Таким был или, по крайней мере, таким представлялся нам молодой Гоголь. Великую ошибку сделает тот, кто смешает Гоголя последнего периода с тем, который начинал тогда жизнь в Петербурге, и вздумает прилагать к молодому Гоголю нравственные черты, выработанные гораздо позднее, уже тогда, как совершился важный переворот в его жизни.

П. В. Анненков. Гоголь в Риме. Литературные воспоминания. Стр. 14–15, 18–19, 21–27.

Гоголь не обладал тогда необходимою многосторонностью взгляда. Ему недоставало еще значительного количества материалов развитой образованности, а Пушкин признавал высокую образованность первым, существенным качеством всякого истинного писателя в России. Я сам слышал от Гоголя о том, как рассердился на него Пушкин за легкомысленный приговор Мольеру: «Пушкин, – говорил Гоголь, – дал мне порядочный выговор и крепко побранил за Мольера. Я сказал, что интрига у него почти одинакова и пружины схожи между собой. Тут он меня поймал и объяснил, что писатель, как Мольер, надобности не имеет в пружинах и интригах; что в великих писателях нечего смотреть на форму, что, куда бы он ни положил добро свое, – бери его, а не ломайся».

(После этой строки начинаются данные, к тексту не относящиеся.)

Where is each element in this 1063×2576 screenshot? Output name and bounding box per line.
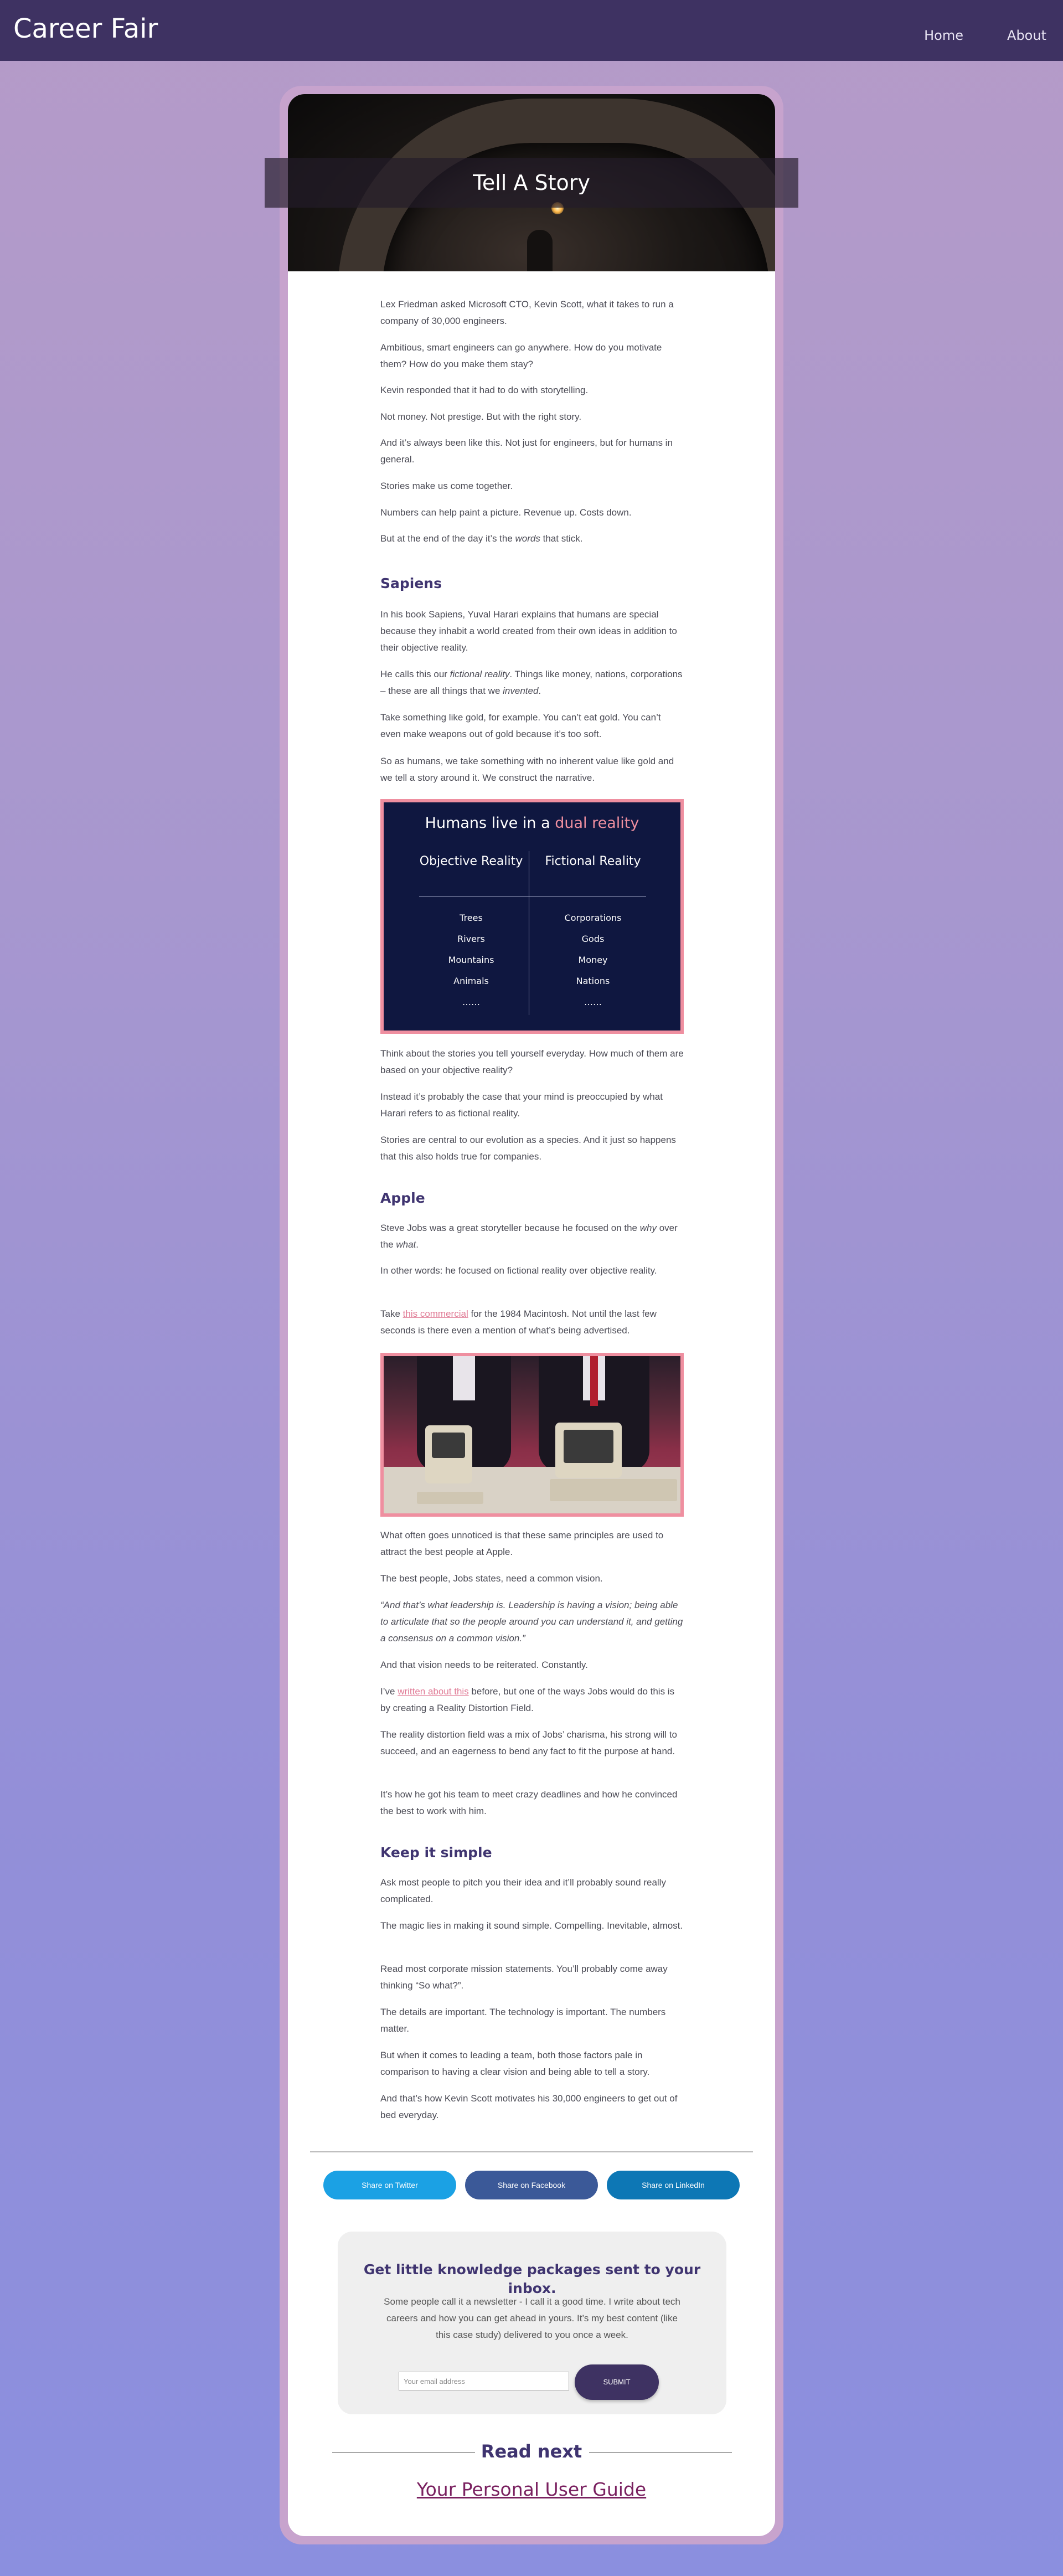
paragraph: Take something like gold, for example. Y… [380, 712, 661, 739]
text-run: . [538, 686, 541, 696]
share-twitter-button[interactable]: Share on Twitter [323, 2171, 456, 2199]
text-run: that stick. [540, 533, 583, 544]
emphasis: words [515, 533, 540, 544]
objective-reality-heading: Objective Reality [419, 854, 523, 868]
emphasis: fictional reality [450, 669, 510, 679]
person-silhouette [527, 230, 553, 271]
next-article-link[interactable]: Your Personal User Guide [288, 2477, 775, 2502]
paragraph: Lex Friedman asked Microsoft CTO, Kevin … [380, 299, 674, 326]
emphasis: what [396, 1239, 416, 1250]
paragraph: Take this commercial for the 1984 Macint… [380, 1306, 684, 1339]
list-item: Mountains [448, 955, 494, 965]
paragraph: Stories are central to our evolution as … [380, 1135, 676, 1162]
site-logo[interactable]: Career Fair [13, 13, 158, 44]
paragraph: I’ve written about this before, but one … [380, 1683, 684, 1717]
share-linkedin-button[interactable]: Share on LinkedIn [607, 2171, 740, 2199]
divider [310, 2151, 753, 2152]
read-next-heading: Read next [481, 2441, 582, 2462]
objective-items: Trees Rivers Mountains Animals …… [416, 908, 527, 1013]
paragraph: The magic lies in making it sound simple… [380, 1920, 683, 1931]
list-item: Rivers [457, 934, 485, 944]
divider [419, 896, 646, 897]
paragraph: And it’s always been like this. Not just… [380, 437, 673, 465]
list-item: …… [584, 997, 602, 1007]
share-facebook-button[interactable]: Share on Facebook [465, 2171, 598, 2199]
paragraph: Instead it’s probably the case that your… [380, 1091, 663, 1119]
paragraph: What often goes unnoticed is that these … [380, 1530, 664, 1557]
paragraph: The reality distortion field was a mix o… [380, 1729, 678, 1756]
written-about-link[interactable]: written about this [398, 1686, 469, 1697]
list-item: Gods [581, 934, 605, 944]
section-heading-apple: Apple [380, 1190, 425, 1206]
screen [564, 1430, 613, 1463]
paragraph: It’s how he got his team to meet crazy d… [380, 1789, 678, 1816]
list-item: Nations [576, 976, 610, 986]
page-title: Tell A Story [473, 171, 590, 195]
text-run: I’ve [380, 1686, 398, 1697]
paragraph: The details are important. The technolog… [380, 2007, 666, 2034]
paragraph: Numbers can help paint a picture. Revenu… [380, 507, 632, 518]
text-run: Humans live in a [425, 815, 555, 832]
macintosh-photo [380, 1353, 684, 1517]
section-heading-sapiens: Sapiens [380, 575, 442, 591]
text-run: But at the end of the day it’s the [380, 533, 515, 544]
paragraph: Steve Jobs was a great storyteller becau… [380, 1220, 684, 1253]
submit-button[interactable]: SUBMIT [575, 2364, 659, 2400]
list-item: Trees [460, 913, 483, 923]
paragraph: Not money. Not prestige. But with the ri… [380, 411, 582, 422]
screen [432, 1433, 465, 1458]
paragraph: And that’s how Kevin Scott motivates his… [380, 2093, 678, 2120]
paragraph: But at the end of the day it’s the words… [380, 530, 684, 547]
top-navbar: Career Fair Home About [0, 0, 1063, 61]
fictional-reality-heading: Fictional Reality [545, 854, 641, 868]
paragraph: Kevin responded that it had to do with s… [380, 385, 589, 395]
paragraph: Read most corporate mission statements. … [380, 1964, 668, 1991]
quote: “And that’s what leadership is. Leadersh… [380, 1600, 683, 1644]
paragraph: He calls this our fictional reality. Thi… [380, 666, 684, 699]
paragraph: Ambitious, smart engineers can go anywhe… [380, 342, 662, 369]
section-heading-keep-it-simple: Keep it simple [380, 1845, 492, 1861]
keyboard [417, 1492, 483, 1504]
list-item: Corporations [564, 913, 622, 923]
newsletter-signup: Get little knowledge packages sent to yo… [338, 2232, 726, 2414]
title-banner: Tell A Story [265, 158, 798, 208]
text-run: Steve Jobs was a great storyteller becau… [380, 1223, 640, 1233]
text-run: He calls this our [380, 669, 450, 679]
text-run: . [416, 1239, 419, 1250]
paragraph: In his book Sapiens, Yuval Harari explai… [380, 609, 677, 653]
emphasis: invented [503, 686, 539, 696]
shirt [453, 1356, 475, 1400]
paragraph: Stories make us come together. [380, 481, 513, 491]
tie [590, 1356, 598, 1406]
list-item: Money [578, 955, 608, 965]
nav-home-link[interactable]: Home [924, 28, 963, 43]
paragraph: The best people, Jobs states, need a com… [380, 1573, 603, 1584]
nav-about-link[interactable]: About [1007, 28, 1046, 43]
dual-reality-graphic: Humans live in a dual reality Objective … [380, 799, 684, 1034]
dual-reality-title: Humans live in a dual reality [384, 813, 680, 833]
paragraph: So as humans, we take something with no … [380, 756, 674, 783]
list-item: Animals [453, 976, 489, 986]
paragraph: In other words: he focused on fictional … [380, 1265, 657, 1276]
commercial-link[interactable]: this commercial [403, 1308, 468, 1319]
newsletter-title: Get little knowledge packages sent to yo… [363, 2261, 701, 2296]
newsletter-description: Some people call it a newsletter - I cal… [384, 2296, 680, 2340]
email-input[interactable] [399, 2372, 569, 2390]
paragraph: Think about the stories you tell yoursel… [380, 1048, 684, 1075]
text-run: Take [380, 1308, 403, 1319]
fictional-items: Corporations Gods Money Nations …… [538, 908, 648, 1013]
paragraph: Ask most people to pitch you their idea … [380, 1877, 666, 1904]
keyboard [550, 1479, 677, 1501]
paragraph: And that vision needs to be reiterated. … [380, 1660, 588, 1670]
article-card: Lex Friedman asked Microsoft CTO, Kevin … [288, 94, 775, 2536]
text-run-accent: dual reality [555, 815, 639, 832]
list-item: …… [462, 997, 480, 1007]
emphasis: why [639, 1223, 657, 1233]
paragraph: But when it comes to leading a team, bot… [380, 2050, 650, 2077]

П. В. Анненков. Материалы для биографии Пушкина. Изд. 2-е, 1873. Стр. 361.

Н. Я. Прокопович вспоминает с восхищением об этой поре жизни своего друга. У него я видел портрет Гоголя, рисованный и литографированный Венециановым и который, по словам владельца, можно назвать портретом автора «Тараса Бульбы». Гоголь отличался тогда щеголеватостью своего костюма, которым впоследствии начал пренебрегать, но боялся холоду и носил зимою шинель, плотно запахнув ее и подняв воротник обеими руками выше ушей.

П. А. Кулиш, I, 101.

В Петербурге некоторые помнят Гоголя щеголем; было время, что он даже сбрил себе волосы, чтобы усилить их густоту, и носил парик. Но те же самые лица рассказывают, что у него из-под парика выглядывала иногда вата, которую он подкладывал под пружины, а из-за галстуха вечно торчали белые тесемки.

П. А. Кулиш. I, 52.

Кроме мимики, Гоголь умел перенимать и голос других. Во время своего пребывания в Петербурге он любил представлять одного старичка. Б., которого он знавал в Нежине. Один из его слушателей, никогда не видавший этого Б., приходит раз к Гоголю и видит какого-то старичка, который играет на ковре с детьми. Голос и манеры этого старичка тотчас напомнили ему представление Гоголя. Он отводит хозяина в сторону и спрашивает, не Б. ли это. Действительно, это был Б.

П. А. Кулиш, I, 28.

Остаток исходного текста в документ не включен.